“America is the most innovative country in the world.”
It’s something you hear all the time.
And it’s true. You only need to look to the first lunar landing, the microchip, GPS, and the success of companies like Amazon, Apple, Microsoft, and numerous others to see it’s so. American innovation has pioneered new fields, powered technologies, and fueled software and services (not to mention the stock market) extremely well for decades.
But the United States risks falling behind in critical technology areas, leaving our supply chains vulnerable and our national security in jeopardy. We’re failing to invest in critically important industries and letting our great power competition adversaries like China take the lead.
How could the most innovative country in the world let that happen?
Basically, our current investment models don’t value “deep tech” — long-term, slow-return industrial innovation.
We can and must do something about that.
Much of America’s technical advancement in the 20th century came from industrial labs like General Electric, Bell Labs, and DuPont. Their focus on research and development (R&D) drove numerous innovations — from the invention of the radio to major advances in the modern electrical grid, transportation systems, commercial flight, energy, and more — all major contributions to building the American economy.
As we moved into the information age, America changed how it innovates. We pivoted basic research into our universities, while redefining applied R&D and tech commercialization through the lens of Silicon Valley, where being successful typically follows the venture capital model: “Out of every ten early-stage investments, two will create all the returns and the rest will underperform.”
The venture capital model works well for software and services, but it doesn’t work for deep tech, which requires different risk-reward economics. As the nature of corporate R&D investment in applied research has changed and federal R&D investments have tapered off in recent years, China’s top-down industrial policy is already outpacing the United States in certain sectors.
We must break free from the risk-reward economics of the venture capital model to fuel American deep tech innovation. But how?
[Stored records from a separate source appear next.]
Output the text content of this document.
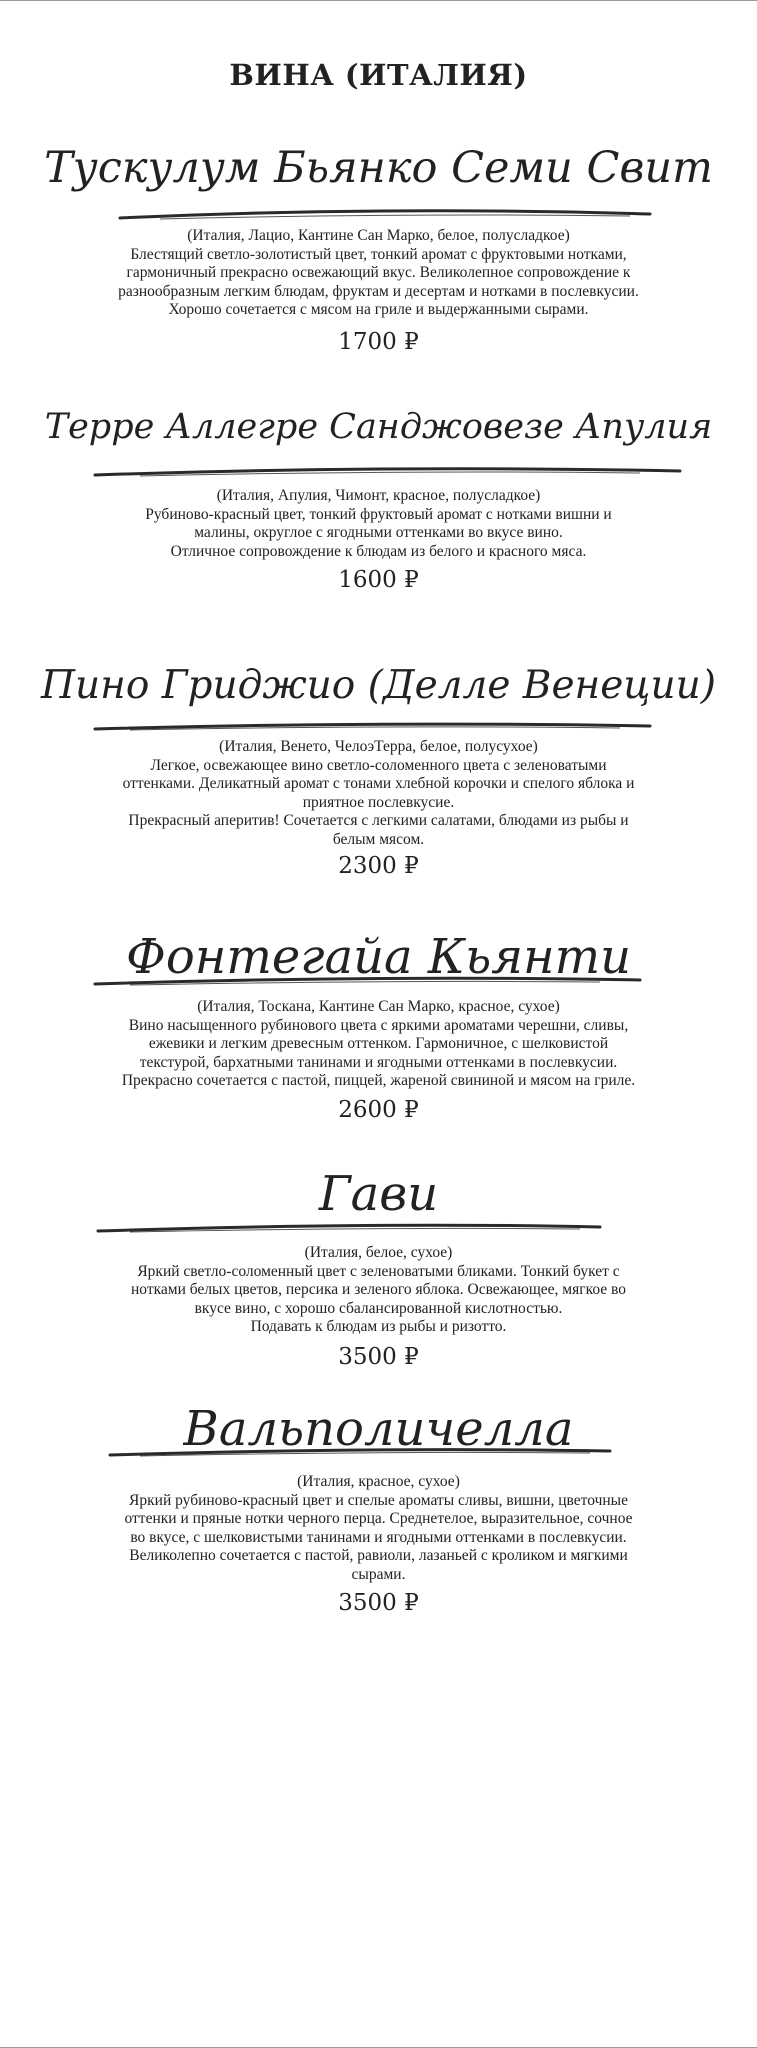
ВИНА (ИТАЛИЯ)
Тускулум Бьянко Семи Свит
(Италия, Лацио, Кантине Сан Марко, белое, полусладкое)
Блестящий светло-золотистый цвет, тонкий аромат с фруктовыми нотками,
гармоничный прекрасно освежающий вкус. Великолепное сопровождение к
разнообразным легким блюдам, фруктам и десертам и нотками в послевкусии.
Хорошо сочетается с мясом на гриле и выдержанными сырами.
1700 ₽
Терре Аллегре Санджовезе Апулия
(Италия, Апулия, Чимонт, красное, полусладкое)
Рубиново-красный цвет, тонкий фруктовый аромат с нотками вишни и
малины, округлое с ягодными оттенками во вкусе вино.
Отличное сопровождение к блюдам из белого и красного мяса.
1600 ₽
Пино Гриджио (Делле Венеции)
(Италия, Венето, ЧелоэТерра, белое, полусухое)
Легкое, освежающее вино светло-соломенного цвета с зеленоватыми
оттенками. Деликатный аромат с тонами хлебной корочки и спелого яблока и
приятное послевкусие.
Прекрасный аперитив! Сочетается с легкими салатами, блюдами из рыбы и
белым мясом.
2300 ₽
Фонтегайа Кьянти
(Италия, Тоскана, Кантине Сан Марко, красное, сухое)
Вино насыщенного рубинового цвета с яркими ароматами черешни, сливы,
ежевики и легким древесным оттенком. Гармоничное, с шелковистой
текстурой, бархатными танинами и ягодными оттенками в послевкусии.
Прекрасно сочетается с пастой, пиццей, жареной свининой и мясом на гриле.
2600 ₽
Гави
(Италия, белое, сухое)
Яркий светло-соломенный цвет с зеленоватыми бликами. Тонкий букет с
нотками белых цветов, персика и зеленого яблока. Освежающее, мягкое во
вкусе вино, с хорошо сбалансированной кислотностью.
Подавать к блюдам из рыбы и ризотто.
3500 ₽
Вальполичелла
(Италия, красное, сухое)
Яркий рубиново-красный цвет и спелые ароматы сливы, вишни, цветочные
оттенки и пряные нотки черного перца. Среднетелое, выразительное, сочное
во вкусе, с шелковистыми танинами и ягодными оттенками в послевкусии.
Великолепно сочетается с пастой, равиоли, лазаньей с кроликом и мягкими
сырами.
3500 ₽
The incoming Biden administration has proposed a $300 billion investment in R&D over four years. This has the potential to be transformative.
In each deep tech area (e.g., quantum, artificial intelligence, telecommunications, semiconductors, biotech), we need a strategy that produces durable impact to our economy, tackling both the engineering challenges today and investing in R&D that will fuel sustained impact tomorrow.
We must orchestrate its execution across our federal R&D agencies, economic development efforts, acquisition programs, and regulatory agencies. This whole-of-government approach must then extend into a whole-of-nation approach through public-private partnerships with industry and academia, which are critical allies in this endeavor.
We are starting to see a glimmer of this in the U.S. strategy around Fifth Generation (5G) mobile broadband. The Department of Defense is launching base trials to solve near-term engineering issues with 5G and accelerate deployment, while also exploring new use cases that could be transformative to industry. Pending legislation would fund the Department of Commerce to catalyze investment in new open base station technologies that could upend China’s economic advantage. The Federal Communications Commission is working on a range of regulatory actions to reduce barriers to 5G deployments and make more spectrum available. Finally, the Next G Alliance is bringing together industry to work with federal R&D sponsors on 6G technology to provide a long-term competitive advantage for the United States.
However, this all-hands-on-deck approach to 5G took years to come into focus, while China steadily grew its global advantage. We cannot afford such delays in other critical deep tech areas.
And yet, that’s exactly what we’re facing.
The National Quantum Initiative is focused too heavily on basic research and needs to incorporate applied engineering, commercialization, and workforce strategies. The National Security Commission on Artificial Intelligence is releasing a whole slate of great recommendations, but someone needs to implement them. And pending legislation to advance semiconductor R&D and manufacturing would help promote America’s leadership in an important technology area — were it to be enacted.
The challenge before us is that we are legislating one-off strategies for every deep tech area, rather than a platform that can repeatably and systematically innovate.
One approach would be to expand the mission of the National Science Foundation and infuse it with new research money. Such a proposition — which is also the focus of pending legislation in Congress — could serve as the repeatable platform we desperately need. It could go a long way towards helping us achieve our industrial innovation goals and meet China’s challenge.
So, yes, America is still innovative. But the pace of innovation in key areas has lagged in past decades. For our safety and prosperity, we must waste no time in turning this around.
Charles Clancy is senior vice president, general manager of MITRE Labs, and chief futurist. The opinion expressed is the author’s and does not necessarily reflect the views of MITRE.